対して日本では、同性カップルの養子縁組は非常に厳しく、以前の結婚で元配偶者との間に
生まれた子どもを、同性のパートナーと育てているというケースが圧倒的。
この写真集に出てくるアメリカのLGBT家族が、「血のつながりがない」にも関わらず
愛にあふれているという「尊さ」は、日本のLGBT家族にとってみると、若干の困惑
- たいていの場合は実子(あるいはパートナーの子)を育てているという「ごくごく一般的な」状態で
あるがゆえに -を感じさせもする部分もあるようにも感じます。
けれども、この写真集が見せてくれるLGBT家族の幸せな風景は、LGBTに近しくない
異性愛者の人たちにも受け入れやすい形でもって(これは異性愛者である
清水さんが撮られたからこそなのでしょう)、愛し合う大人同士のもとで子どもたちが愛され、
守られ、育つ土壌を作る「家族」という営みは、とても普遍的なものだと教えてくれています。
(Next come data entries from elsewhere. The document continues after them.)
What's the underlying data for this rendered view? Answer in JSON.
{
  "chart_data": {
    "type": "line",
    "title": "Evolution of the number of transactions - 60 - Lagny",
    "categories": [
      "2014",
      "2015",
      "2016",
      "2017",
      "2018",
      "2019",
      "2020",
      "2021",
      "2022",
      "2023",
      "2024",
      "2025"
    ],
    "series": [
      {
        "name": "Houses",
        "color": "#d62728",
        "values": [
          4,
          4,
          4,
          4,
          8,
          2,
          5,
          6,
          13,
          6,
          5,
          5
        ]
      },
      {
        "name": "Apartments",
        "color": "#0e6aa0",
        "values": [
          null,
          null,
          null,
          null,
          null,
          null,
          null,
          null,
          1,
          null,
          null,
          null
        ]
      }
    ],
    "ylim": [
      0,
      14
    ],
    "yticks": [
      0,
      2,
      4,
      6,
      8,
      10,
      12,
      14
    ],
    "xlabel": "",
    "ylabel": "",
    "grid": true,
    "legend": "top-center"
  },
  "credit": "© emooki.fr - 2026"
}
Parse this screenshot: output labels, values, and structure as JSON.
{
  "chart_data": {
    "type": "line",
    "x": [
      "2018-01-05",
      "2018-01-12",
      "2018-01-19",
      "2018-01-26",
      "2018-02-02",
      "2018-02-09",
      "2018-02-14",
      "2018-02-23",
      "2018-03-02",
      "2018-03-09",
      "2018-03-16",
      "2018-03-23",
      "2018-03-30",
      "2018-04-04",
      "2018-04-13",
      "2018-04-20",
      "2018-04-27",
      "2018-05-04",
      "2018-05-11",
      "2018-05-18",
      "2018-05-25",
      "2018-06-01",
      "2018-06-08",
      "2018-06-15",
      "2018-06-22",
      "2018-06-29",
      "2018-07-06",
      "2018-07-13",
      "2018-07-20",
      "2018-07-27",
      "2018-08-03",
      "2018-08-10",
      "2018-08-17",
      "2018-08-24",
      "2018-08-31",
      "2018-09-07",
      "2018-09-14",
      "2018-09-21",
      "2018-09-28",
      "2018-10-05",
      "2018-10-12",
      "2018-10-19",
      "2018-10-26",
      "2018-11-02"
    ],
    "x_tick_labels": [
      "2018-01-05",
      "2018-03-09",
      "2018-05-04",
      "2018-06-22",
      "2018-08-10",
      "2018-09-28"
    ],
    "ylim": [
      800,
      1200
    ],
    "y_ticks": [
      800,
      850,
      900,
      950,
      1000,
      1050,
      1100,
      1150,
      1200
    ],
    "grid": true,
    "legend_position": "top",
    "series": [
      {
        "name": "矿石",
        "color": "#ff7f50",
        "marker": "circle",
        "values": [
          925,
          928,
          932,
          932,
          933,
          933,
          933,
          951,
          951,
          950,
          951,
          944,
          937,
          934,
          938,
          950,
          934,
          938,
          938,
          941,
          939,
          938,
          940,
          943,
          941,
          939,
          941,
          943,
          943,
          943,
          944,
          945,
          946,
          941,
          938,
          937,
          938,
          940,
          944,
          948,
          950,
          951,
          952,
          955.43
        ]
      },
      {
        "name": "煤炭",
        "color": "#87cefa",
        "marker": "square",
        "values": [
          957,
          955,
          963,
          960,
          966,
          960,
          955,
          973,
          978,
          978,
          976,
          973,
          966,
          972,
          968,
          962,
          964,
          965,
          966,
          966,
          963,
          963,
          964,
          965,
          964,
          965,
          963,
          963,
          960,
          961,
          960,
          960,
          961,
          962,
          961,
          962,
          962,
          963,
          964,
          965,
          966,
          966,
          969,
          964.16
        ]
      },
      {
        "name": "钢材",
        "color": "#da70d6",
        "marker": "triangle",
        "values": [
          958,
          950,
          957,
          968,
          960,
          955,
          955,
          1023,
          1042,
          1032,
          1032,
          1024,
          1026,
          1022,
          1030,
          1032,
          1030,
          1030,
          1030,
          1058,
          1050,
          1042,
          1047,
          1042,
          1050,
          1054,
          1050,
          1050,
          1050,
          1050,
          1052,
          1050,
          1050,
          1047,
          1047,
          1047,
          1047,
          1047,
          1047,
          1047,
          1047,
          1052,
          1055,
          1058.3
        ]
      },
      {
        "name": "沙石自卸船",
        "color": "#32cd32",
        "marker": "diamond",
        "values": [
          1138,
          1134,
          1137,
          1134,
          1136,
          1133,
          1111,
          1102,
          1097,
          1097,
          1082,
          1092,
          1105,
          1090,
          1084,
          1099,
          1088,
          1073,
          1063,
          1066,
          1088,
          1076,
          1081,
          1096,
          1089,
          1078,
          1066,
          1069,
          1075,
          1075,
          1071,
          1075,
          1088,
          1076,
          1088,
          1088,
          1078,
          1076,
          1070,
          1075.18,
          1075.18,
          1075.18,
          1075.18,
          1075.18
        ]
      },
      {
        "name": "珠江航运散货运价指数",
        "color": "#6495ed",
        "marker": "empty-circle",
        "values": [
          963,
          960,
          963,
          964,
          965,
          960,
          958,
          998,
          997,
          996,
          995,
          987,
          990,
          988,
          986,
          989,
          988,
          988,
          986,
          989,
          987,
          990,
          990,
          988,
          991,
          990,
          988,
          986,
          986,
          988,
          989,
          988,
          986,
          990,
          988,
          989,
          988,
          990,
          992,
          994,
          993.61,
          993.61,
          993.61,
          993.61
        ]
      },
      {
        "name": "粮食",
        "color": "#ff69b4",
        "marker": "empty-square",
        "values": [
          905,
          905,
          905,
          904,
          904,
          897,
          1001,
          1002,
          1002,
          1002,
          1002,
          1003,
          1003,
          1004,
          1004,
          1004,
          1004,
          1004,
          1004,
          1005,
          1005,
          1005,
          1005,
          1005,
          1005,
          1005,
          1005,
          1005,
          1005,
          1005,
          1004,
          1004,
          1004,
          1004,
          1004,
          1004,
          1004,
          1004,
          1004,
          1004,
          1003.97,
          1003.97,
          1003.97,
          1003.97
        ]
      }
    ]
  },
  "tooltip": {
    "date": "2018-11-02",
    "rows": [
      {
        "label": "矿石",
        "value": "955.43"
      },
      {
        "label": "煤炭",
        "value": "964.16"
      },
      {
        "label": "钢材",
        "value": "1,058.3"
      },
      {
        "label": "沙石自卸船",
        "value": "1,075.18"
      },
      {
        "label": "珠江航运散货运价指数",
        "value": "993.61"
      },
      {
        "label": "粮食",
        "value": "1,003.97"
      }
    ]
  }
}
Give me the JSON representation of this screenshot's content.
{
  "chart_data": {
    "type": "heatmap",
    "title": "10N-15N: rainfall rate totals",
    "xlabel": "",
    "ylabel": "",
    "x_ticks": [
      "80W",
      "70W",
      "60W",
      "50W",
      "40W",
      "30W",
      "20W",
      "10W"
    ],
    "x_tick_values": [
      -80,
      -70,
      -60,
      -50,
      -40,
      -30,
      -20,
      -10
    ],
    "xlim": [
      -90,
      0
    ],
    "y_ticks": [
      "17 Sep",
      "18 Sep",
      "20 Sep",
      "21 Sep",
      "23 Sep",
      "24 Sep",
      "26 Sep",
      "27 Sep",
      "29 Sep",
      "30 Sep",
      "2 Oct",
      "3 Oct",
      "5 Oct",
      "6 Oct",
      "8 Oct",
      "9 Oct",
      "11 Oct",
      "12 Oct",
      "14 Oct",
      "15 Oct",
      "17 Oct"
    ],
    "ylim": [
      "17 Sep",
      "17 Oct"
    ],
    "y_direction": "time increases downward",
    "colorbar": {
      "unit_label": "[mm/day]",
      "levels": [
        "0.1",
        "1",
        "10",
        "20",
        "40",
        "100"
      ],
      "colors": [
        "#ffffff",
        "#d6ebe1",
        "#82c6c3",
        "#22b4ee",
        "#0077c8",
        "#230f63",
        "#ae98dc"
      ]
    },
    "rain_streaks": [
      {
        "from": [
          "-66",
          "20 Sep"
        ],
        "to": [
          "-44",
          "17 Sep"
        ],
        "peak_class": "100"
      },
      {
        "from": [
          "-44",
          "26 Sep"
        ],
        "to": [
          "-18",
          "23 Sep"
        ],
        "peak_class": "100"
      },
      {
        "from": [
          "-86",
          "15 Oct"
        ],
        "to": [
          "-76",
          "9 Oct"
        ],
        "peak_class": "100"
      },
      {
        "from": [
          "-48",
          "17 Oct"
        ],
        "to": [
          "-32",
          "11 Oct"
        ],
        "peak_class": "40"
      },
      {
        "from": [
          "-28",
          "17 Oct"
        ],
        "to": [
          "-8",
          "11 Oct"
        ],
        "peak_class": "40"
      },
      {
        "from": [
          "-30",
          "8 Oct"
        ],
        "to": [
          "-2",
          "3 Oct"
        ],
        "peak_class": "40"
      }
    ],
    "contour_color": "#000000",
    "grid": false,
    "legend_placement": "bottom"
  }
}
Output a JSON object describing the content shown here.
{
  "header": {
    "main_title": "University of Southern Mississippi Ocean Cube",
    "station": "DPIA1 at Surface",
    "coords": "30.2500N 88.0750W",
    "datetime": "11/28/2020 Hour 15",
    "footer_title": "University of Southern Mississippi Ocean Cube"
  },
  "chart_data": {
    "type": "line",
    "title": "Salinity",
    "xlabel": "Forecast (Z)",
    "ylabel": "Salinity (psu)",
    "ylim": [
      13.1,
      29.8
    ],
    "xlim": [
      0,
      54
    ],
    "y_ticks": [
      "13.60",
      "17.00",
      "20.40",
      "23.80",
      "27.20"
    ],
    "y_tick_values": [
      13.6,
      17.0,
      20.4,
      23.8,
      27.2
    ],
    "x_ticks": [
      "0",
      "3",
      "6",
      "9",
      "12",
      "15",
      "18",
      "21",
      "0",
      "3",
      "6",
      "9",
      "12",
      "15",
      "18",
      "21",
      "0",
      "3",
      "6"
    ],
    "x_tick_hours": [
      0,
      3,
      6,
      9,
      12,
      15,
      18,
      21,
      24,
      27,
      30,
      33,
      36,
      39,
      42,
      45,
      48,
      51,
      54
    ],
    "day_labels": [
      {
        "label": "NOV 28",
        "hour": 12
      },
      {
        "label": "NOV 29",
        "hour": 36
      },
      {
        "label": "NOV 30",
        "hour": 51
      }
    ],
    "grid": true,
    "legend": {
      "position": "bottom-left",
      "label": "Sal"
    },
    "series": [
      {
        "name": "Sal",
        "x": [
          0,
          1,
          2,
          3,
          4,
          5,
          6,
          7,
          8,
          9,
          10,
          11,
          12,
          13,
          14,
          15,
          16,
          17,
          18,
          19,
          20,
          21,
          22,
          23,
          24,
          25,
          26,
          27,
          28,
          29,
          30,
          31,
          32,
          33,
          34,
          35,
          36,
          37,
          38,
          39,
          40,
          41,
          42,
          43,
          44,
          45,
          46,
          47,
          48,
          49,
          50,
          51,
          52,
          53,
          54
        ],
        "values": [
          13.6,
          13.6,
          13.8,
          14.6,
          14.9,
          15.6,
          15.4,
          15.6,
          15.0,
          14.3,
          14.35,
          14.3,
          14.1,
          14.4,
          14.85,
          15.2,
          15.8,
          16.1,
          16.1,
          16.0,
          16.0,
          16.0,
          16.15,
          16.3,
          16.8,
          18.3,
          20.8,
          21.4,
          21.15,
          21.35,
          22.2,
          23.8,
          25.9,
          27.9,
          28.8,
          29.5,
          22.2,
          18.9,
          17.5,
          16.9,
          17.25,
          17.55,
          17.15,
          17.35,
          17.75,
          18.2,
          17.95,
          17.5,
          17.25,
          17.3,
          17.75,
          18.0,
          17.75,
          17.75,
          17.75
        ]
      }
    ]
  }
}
またそれと同時に、ごく自然的に発生した家族よりも多くの努力を必要とする分、
また多くの幸せもまた生みだしえるということも伝えてくれているように思います。
もし、日本でLGBT家族の写真集を撮ってもらえるのなら・・・(日本の家族たちが抱えている
現実を見ると、実現するのは、容易なことではないとは思いますが・・)、
「ごくごく普通にこんな家族がいるのだ」ということを伝えられるような、
そんなものになるといいなあと思います。
またこのたびは、思いがけないご縁で、こうして貴重なお話を伺うことができて、大変光栄でした。
ただ「LBGT家族のことをやりたい!」という思いだけで突っ走るド素人の私に、丁寧に向き合い、
話して下さった清水さん、本当にありがとうございました。
今度はセクシャリティを抜きにに、子育ての先輩としてのお話も伺ってみたいです!